Le premier juge ne pouvait dès lors conclure à l’existence d’un comportement incompatible avec l’exercice normal de droits contractuels. Par ailleurs, il ne peut davantage être conclu à l’existence d’un abus de droit, qui suppose l’exercice d’un droit d’une manière qui s’écarte manifestement de celle qu’en aurait fait un titulaire normalement prudent et diligent.

Intérêt de la décision

Cet arrêt constitue un très judicieux rappel des effets d’un engagement contractuel d’une part et des règles en matière de renonciation de l’autre.

La cour du travail s’est fondée, pour sa conclusion, non seulement sur l’article 1134 du Code civil et le principe de loyauté dans l’exécution du contrat, mais, pour ce qui est du quantum correspondant à la réparation d’un manquement à cet article 1134, sur une autre disposition du Code civil, relative aux obligations conditionnelles, étant l’article 1178. Celui-ci dispose que la condition est réputée accomplie lorsque c’est le débiteur, obligé sous cette condition, qui en a empêché l’accomplissement. La cour du travail a étendu les effets de cette règle aux montants auxquels aurait pu prétendre l’employé au titre de commissions maximales.

Le Code civil retient effectivement que, si c’est le débiteur qui a empêché l’accomplissement de l’obligation, la condition est réputée accomplie. L’employeur qui, en application de cette jurisprudence, omet de concrétiser un engagement pris dans le contrat de travail s’expose à l’obligation d’indemniser le travailleur de sa faute ou de sa négligence. L’indemnisation porte non sur des dommages et intérêts mais sur des arriérés de rémunération.

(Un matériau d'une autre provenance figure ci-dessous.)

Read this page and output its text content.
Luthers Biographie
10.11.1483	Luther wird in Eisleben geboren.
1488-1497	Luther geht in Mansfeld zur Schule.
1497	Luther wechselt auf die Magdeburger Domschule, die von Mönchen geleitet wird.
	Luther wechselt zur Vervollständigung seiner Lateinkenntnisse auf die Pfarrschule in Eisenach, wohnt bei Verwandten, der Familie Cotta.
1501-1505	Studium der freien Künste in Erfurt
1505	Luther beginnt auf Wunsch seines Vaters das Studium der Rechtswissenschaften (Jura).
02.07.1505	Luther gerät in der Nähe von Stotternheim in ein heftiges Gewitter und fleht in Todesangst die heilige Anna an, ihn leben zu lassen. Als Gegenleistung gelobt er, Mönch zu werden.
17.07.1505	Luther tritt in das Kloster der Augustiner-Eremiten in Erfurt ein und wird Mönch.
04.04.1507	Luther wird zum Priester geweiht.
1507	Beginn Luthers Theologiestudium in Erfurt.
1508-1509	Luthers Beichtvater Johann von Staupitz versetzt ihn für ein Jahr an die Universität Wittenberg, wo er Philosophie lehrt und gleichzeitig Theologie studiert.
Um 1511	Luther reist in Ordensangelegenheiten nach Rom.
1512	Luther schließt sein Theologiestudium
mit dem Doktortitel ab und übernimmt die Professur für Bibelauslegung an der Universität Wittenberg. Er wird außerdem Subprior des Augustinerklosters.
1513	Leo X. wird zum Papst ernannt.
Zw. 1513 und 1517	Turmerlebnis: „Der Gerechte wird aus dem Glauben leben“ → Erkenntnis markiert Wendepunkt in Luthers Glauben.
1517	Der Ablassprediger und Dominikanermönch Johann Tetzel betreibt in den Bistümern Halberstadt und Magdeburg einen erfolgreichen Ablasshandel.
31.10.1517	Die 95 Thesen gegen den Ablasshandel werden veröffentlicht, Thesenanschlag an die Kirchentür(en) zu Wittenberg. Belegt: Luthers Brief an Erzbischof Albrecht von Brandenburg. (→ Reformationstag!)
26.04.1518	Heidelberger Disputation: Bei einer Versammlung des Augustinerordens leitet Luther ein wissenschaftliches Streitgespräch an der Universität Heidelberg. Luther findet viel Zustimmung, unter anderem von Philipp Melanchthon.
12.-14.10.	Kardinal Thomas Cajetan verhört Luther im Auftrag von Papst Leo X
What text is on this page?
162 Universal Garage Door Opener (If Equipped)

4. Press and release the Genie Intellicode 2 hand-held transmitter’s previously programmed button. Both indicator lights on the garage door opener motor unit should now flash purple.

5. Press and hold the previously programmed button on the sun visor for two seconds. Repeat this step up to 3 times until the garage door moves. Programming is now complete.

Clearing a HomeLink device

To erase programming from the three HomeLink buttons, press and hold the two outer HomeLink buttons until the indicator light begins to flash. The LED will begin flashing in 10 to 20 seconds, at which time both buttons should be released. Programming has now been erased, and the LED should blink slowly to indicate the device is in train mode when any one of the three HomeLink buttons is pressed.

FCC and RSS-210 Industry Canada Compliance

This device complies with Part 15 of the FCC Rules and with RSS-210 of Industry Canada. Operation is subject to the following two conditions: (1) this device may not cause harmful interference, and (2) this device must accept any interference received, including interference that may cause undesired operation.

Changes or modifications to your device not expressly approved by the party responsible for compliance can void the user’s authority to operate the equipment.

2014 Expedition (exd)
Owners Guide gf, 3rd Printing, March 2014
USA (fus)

Sur la même question, relative à la non-souscription par l’employeur d’une assurance spécifique, annoncée dans le contrat de travail, l’on peut se référer à un arrêt de la Cour du travail de Bruxelles du 24 février 2015 (C. trav. Bruxelles, 24 février 2015, R.G. 2013/AB/416 – précédemment commenté).

Enfin, l’arrêt est également un excellent rappel des règles en matière de renonciation, la décision de la Cour du travail d’Anvers soulignant que le silence du travailleur pendant l’exécution du contrat de travail ne peut être assimilé à une renonciation à faire valoir ses droits.